L'ATLÉTICO MADRID pointe à une modeste 4e place en Liga, loin du titre, mais on connaît la musique. Cholo a transformé son équipe en une sorte de mutant capable de défendre à onze dans sa propre surface pendant 89 minutes avant de marquer sur un contre foireux. Pour eux, le beau jeu est une INSULTE personnelle. Griezmann est toujours là pour transformer l'eau en vin, tandis que le reste de l'effectif s'occupe de transformer le match en combat de rue.
En face, ARSENAL survole la Premier League. Les Gunners sont beaux, les Gunners sont jeunes, les Gunners sentent bon le succès. Mais la C1, c'est une autre paire de manches. Arteta nous parle de son PROCESS depuis des années, et c’est le moment de prouver que ce n’est pas juste un mot compliqué pour dire qu'on dépense des millions en attendant un miracle. Saka et Ødegaard vont devoir trouver la faille dans un bloc plus serré que le budget d'un club de National 3.

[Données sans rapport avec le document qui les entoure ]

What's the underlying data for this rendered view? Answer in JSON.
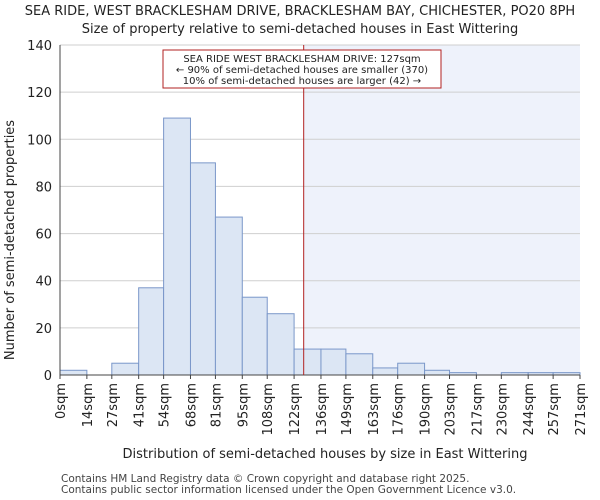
{
  "chart_data": {
    "type": "bar",
    "title": "SEA RIDE, WEST BRACKLESHAM DRIVE, BRACKLESHAM BAY, CHICHESTER, PO20 8PH",
    "subtitle": "Size of property relative to semi-detached houses in East Wittering",
    "xlabel": "Distribution of semi-detached houses by size in East Wittering",
    "ylabel": "Number of semi-detached properties",
    "ylim": [
      0,
      140
    ],
    "yticks": [
      0,
      20,
      40,
      60,
      80,
      100,
      120,
      140
    ],
    "xlim": [
      0,
      271
    ],
    "bin_edges": [
      0,
      14,
      27,
      41,
      54,
      68,
      81,
      95,
      108,
      122,
      136,
      149,
      163,
      176,
      190,
      203,
      217,
      230,
      244,
      257,
      271
    ],
    "tick_labels": [
      "0sqm",
      "14sqm",
      "27sqm",
      "41sqm",
      "54sqm",
      "68sqm",
      "81sqm",
      "95sqm",
      "108sqm",
      "122sqm",
      "136sqm",
      "149sqm",
      "163sqm",
      "176sqm",
      "190sqm",
      "203sqm",
      "217sqm",
      "230sqm",
      "244sqm",
      "257sqm",
      "271sqm"
    ],
    "values": [
      2,
      0,
      5,
      37,
      109,
      90,
      67,
      33,
      26,
      11,
      11,
      9,
      3,
      5,
      2,
      1,
      0,
      1,
      1,
      1
    ],
    "highlight_value": 127,
    "highlight_from": 127,
    "grid": "horizontal",
    "bar_color": "#dce6f4",
    "bar_edge_color": "#7a97c9",
    "line_color": "#b22222",
    "shade_color": "#eef2fb",
    "annotation": {
      "line1": "SEA RIDE WEST BRACKLESHAM DRIVE: 127sqm",
      "line2": "← 90% of semi-detached houses are smaller (370)",
      "line3": "10% of semi-detached houses are larger (42) →"
    }
  },
  "footer": {
    "line1": "Contains HM Land Registry data © Crown copyright and database right 2025.",
    "line2": "Contains public sector information licensed under the Open Government Licence v3.0."
  }
}
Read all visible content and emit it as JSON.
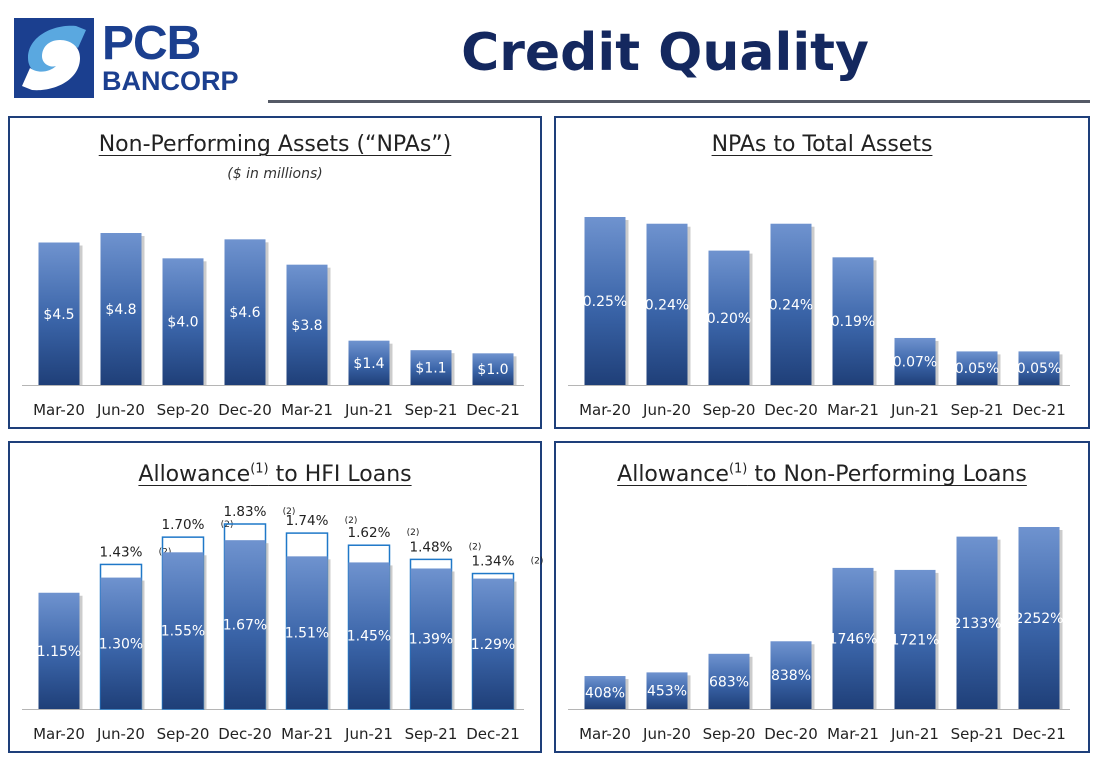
{
  "header": {
    "logo_line1": "PCB",
    "logo_line2": "BANCORP",
    "title": "Credit Quality"
  },
  "colors": {
    "bar_top": "#6f93cf",
    "bar_mid": "#3a64a8",
    "bar_bottom": "#1f3f78",
    "outline": "#1f78c8",
    "frame": "#1e3f7a",
    "title_navy": "#14285f"
  },
  "chart_data": [
    {
      "id": "npa",
      "type": "bar",
      "title": "Non-Performing Assets (“NPAs”)",
      "subtitle": "($ in millions)",
      "categories": [
        "Mar-20",
        "Jun-20",
        "Sep-20",
        "Dec-20",
        "Mar-21",
        "Jun-21",
        "Sep-21",
        "Dec-21"
      ],
      "values": [
        4.5,
        4.8,
        4.0,
        4.6,
        3.8,
        1.4,
        1.1,
        1.0
      ],
      "labels": [
        "$4.5",
        "$4.8",
        "$4.0",
        "$4.6",
        "$3.8",
        "$1.4",
        "$1.1",
        "$1.0"
      ],
      "ylim": [
        0,
        4.8
      ]
    },
    {
      "id": "npa_ratio",
      "type": "bar",
      "title": "NPAs to Total Assets",
      "categories": [
        "Mar-20",
        "Jun-20",
        "Sep-20",
        "Dec-20",
        "Mar-21",
        "Jun-21",
        "Sep-21",
        "Dec-21"
      ],
      "values": [
        0.25,
        0.24,
        0.2,
        0.24,
        0.19,
        0.07,
        0.05,
        0.05
      ],
      "labels": [
        "0.25%",
        "0.24%",
        "0.20%",
        "0.24%",
        "0.19%",
        "0.07%",
        "0.05%",
        "0.05%"
      ],
      "ylim": [
        0,
        0.25
      ]
    },
    {
      "id": "allow_hfi",
      "type": "bar",
      "title": "Allowance",
      "title_sup": "(1)",
      "title_rest": " to HFI Loans",
      "categories": [
        "Mar-20",
        "Jun-20",
        "Sep-20",
        "Dec-20",
        "Mar-21",
        "Jun-21",
        "Sep-21",
        "Dec-21"
      ],
      "values": [
        1.15,
        1.3,
        1.55,
        1.67,
        1.51,
        1.45,
        1.39,
        1.29
      ],
      "labels": [
        "1.15%",
        "1.30%",
        "1.55%",
        "1.67%",
        "1.51%",
        "1.45%",
        "1.39%",
        "1.29%"
      ],
      "series": [
        {
          "values": [
            1.15,
            1.3,
            1.55,
            1.67,
            1.51,
            1.45,
            1.39,
            1.29
          ]
        },
        {
          "values": [
            null,
            1.43,
            1.7,
            1.83,
            1.74,
            1.62,
            1.48,
            1.34
          ],
          "labels": [
            null,
            "1.43%",
            "1.70%",
            "1.83%",
            "1.74%",
            "1.62%",
            "1.48%",
            "1.34%"
          ],
          "note": "(2)"
        }
      ],
      "ylim": [
        0,
        1.83
      ]
    },
    {
      "id": "allow_npl",
      "type": "bar",
      "title": "Allowance",
      "title_sup": "(1)",
      "title_rest": " to Non-Performing Loans",
      "categories": [
        "Mar-20",
        "Jun-20",
        "Sep-20",
        "Dec-20",
        "Mar-21",
        "Jun-21",
        "Sep-21",
        "Dec-21"
      ],
      "values": [
        408,
        453,
        683,
        838,
        1746,
        1721,
        2133,
        2252
      ],
      "labels": [
        "408%",
        "453%",
        "683%",
        "838%",
        "1746%",
        "1721%",
        "2133%",
        "2252%"
      ],
      "ylim": [
        0,
        2252
      ]
    }
  ]
}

Le plan de vol est simple : Arsenal va confisquer le ballon, faire 800 passes latérales, et l'Atleti va attendre patiemment que Ben White oublie son alignement pour frapper. C’est moche, c’est cruel, c’est la Ligue des Champions. Si vous aimez les scores de 5-4, passez votre chemin. Ici, on va souffrir, on va râler sur l'arbitre, et on va probablement voir Diego Simeone courir comme un dératé sur la touche.
Pronostic audacieux : Un match qui va puer le soufre et la sueur. Arsenal va dominer stérilement avant de se faire punir sur un corner dévié par l'oreille d'un défenseur central.